The biggest challenge for Sri Lanka is to ensure that its economy will become more productive, competitive and resilient so that it can lessen its dependence on international assistance, with the help of sustainable growth and investment, as countries like Vietnam have done.

Policymakers should reflect on the state of the economy and ordinary Sri Lankans’ lot, which has not improved despite the country’s income classification upgrade. Such categorisations based on credible data may be technically sound and useful in making economic decisions, but they cannot be considered realistic and reliable yardsticks where the wealth distribution is concerned.

The upper-middle income status usually masks inequality. There are economic tools to gauge income inequality, which affects social stability, poverty levels, and access to education and healthcare, but they too have limitations. It is imperative that the issue of income inequality be addressed as a matter of national priority.

Sri Lanka faced an economic crisis in 2022, despite a previous income classification upgrade, mainly because it did not get its macroeconomic fundamentals right, and acted in a reckless manner.
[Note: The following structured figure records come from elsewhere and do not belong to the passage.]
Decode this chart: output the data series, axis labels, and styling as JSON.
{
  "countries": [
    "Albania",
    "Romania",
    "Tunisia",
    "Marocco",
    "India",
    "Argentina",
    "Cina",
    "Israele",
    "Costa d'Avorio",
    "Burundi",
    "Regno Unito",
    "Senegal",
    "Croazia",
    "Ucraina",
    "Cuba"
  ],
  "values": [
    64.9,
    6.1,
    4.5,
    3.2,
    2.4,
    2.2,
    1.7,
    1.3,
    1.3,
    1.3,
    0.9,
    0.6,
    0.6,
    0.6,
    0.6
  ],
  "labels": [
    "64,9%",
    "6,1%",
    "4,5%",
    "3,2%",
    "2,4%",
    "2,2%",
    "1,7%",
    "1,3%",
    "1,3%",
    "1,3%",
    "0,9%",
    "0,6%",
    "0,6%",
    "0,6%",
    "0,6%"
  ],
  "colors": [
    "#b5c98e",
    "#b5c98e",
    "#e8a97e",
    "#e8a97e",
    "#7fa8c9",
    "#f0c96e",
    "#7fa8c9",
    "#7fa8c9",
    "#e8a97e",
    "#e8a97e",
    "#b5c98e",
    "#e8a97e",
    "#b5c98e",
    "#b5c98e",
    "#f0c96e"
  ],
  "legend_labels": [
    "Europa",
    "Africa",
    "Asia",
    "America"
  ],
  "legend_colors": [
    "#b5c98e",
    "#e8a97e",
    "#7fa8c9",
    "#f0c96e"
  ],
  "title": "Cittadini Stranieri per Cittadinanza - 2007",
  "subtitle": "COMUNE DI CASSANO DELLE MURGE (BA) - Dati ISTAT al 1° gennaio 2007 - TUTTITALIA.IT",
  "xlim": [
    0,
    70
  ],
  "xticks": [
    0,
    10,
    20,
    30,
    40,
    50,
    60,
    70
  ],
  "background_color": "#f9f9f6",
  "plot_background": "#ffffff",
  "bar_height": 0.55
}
True, the Easter Sunday terror attacks and the Covid-19 epidemic took a heavy toll on the economy, but Sri Lanka would have been able to overcome their impact if its economic imperatives had not been subjugated to the political agenda of the government in power at that time.

If action had been taken to prevent a sharp drop in state revenue by keeping taxes at a realistic level and rationalising pandemic relief while seeking IMF assistance at the first signs of trouble, the economy may have been able to withstand internal and external shocks without going into a tailspin.

Sri Lanka should emulate Vietnam, whose income classification upgrade follows a different track and is a story of growth. Vietnam’s gross national income per capita exceeded the USD 4,636 threshold because of manufacturing export growth. Its GDP expanded at approximately 8 percent in 2025, driven by electronics and consumer goods assembly. Vietnam has reportedly set an ambitious goal of achieving the coveted high-income status by 2045. Sri Lanka, too, should raise the bar for itself and work towards achieving its economic goals.